Retranscription du poème suivant :
“Je n’ai pris de leçon qu’aux oiseaux,
sous le vent de tuiles et de mon seuil, quand les troupeaux vont boire,
quand l’arbre tend les bras vers le soleil levant.
Je n’ai pris de leçon qu’aux branches en rêvant,
aux ruisseaux qui sentent bon, tout parfumés de menthe,
en agitant parmi les fleurs, leurs fins grelots.
Je connais des saisons, le rire et le sanglot,
je sais interpréter la musique charmante,
de l’anémone agreste et de la rose aimante,
du lilas ingénue, du lys penché sur l’eau.
Je sais ce que l’abeille enseigne,
et le mystère des astres,
inclinés chaque nuit vers la Terre,
a mis dans mon cœur lourd le goût de l’infini.
Attentif aux bruits sourds des heures qui s’écoulent,
je viens droit du courtil où paît le vieux cheval,
où la pomme mûrit,
où chante la fauvette,
où l’on cueille en rêvant la jeune violette,
j’apporte à mes souliers un peu du sol natal.
Faites de moi ce qu’il vous convient un pur symbole,
je suis le Pays d'Oise à vos yeux incarnés,
et cela vous émeut.
Mais hélas, ma parole sonne sans trop d'apprêt,
et je n’étais pas né de la gloire qui vibre aux carrefour des villes,
mais pour l’amour sans bruit des âmes peu serviles,
qui, dans un monde trouble, aveugle et tourmenté,
veulent goûter un peu de rêve, en liberté.
Je n’ai point de mépris pour les biens qu’on renomme,
je ne dédaigne rien des conquêtes de l’Homme,
et ne me flatte point,
quand tout flotte au hasard des convoitises,
d’avoir pris ma juste part.
Dans la calme retraite,
où le destin m'assigne de terminer mes jours,
voués aux durs labeurs,
il pourrait m’arriver de sentir froid au cœur,
si tant de mains, dont je ne sais si je suis digne,
ne tendaient vers mon front,
leur touchante ferveur.
Soit,
je serais la voix grave du Pays d’Oise,
il vous plaira de retrouver dans mon accent,
le frais parfum des fleurs du courtil,
le doux chant des mésanges,
le goût des pommes, des framboises,
qu’on allait dérober quand on était gamins,
et qu’on se déchirait aux ronces du chemin.
Pour vous,
j’évoquerai simplement tout à l’heure,
les souvenirs issus d’une chère demeure
en un village, où les parents ont travaillé
l’écho de la jeunesse, un instant réveillé.
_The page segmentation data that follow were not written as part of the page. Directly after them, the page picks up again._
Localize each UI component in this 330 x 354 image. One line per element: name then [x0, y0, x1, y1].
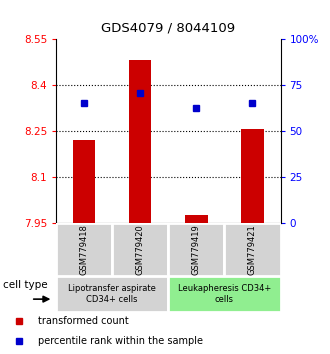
Text: GSM779419: GSM779419	[192, 224, 201, 275]
Text: cell type: cell type	[3, 280, 48, 290]
Text: GSM779418: GSM779418	[80, 224, 89, 275]
Bar	[241, 130, 264, 223]
Bar	[56, 223, 112, 276]
Text: Leukapheresis CD34+
cells: Leukapheresis CD34+ cells	[178, 284, 271, 303]
Bar	[56, 276, 168, 312]
Text: GSM779421: GSM779421	[248, 224, 257, 275]
Bar	[112, 223, 168, 276]
Bar	[168, 276, 280, 312]
Bar	[185, 215, 208, 223]
Text: percentile rank within the sample: percentile rank within the sample	[38, 336, 203, 346]
Text: GSM779420: GSM779420	[136, 224, 145, 275]
Bar	[168, 223, 224, 276]
Bar	[129, 61, 151, 223]
Text: Lipotransfer aspirate
CD34+ cells: Lipotransfer aspirate CD34+ cells	[68, 284, 156, 303]
Bar	[73, 140, 95, 223]
Text: transformed count: transformed count	[38, 316, 129, 326]
Bar	[224, 223, 280, 276]
Title: GDS4079 / 8044109: GDS4079 / 8044109	[101, 22, 235, 35]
Loin de la foire, et de ses cris et de ses prêches,
je serais le brin d’herbe entre les lèvres sèches,
je serais le vent pur des champs,
l’odeur des sèves,
le charme indéfini d’Héré,
loin des autos,
des calculs compliqués, et des riches manteaux.
Je serais loin des prospectus,
un peu de rêves,
tout ce que vous imaginerez de moins dur que le rythme des jours trop semblables,
l’azur qu’on entrevoit au bout du sentier sous les branches,
la fontaine des bois qui ne vaut pas le vin,
mais vers laquelle à bout de souffle l’on se penche.
Je serais le prétexte adorable et divin,
d’une fuite en esprit vers des choses très blanches,
et c’est assez pour moi, modeste paysan,
qui n’ait rien à donner que mon cœur frémissant.”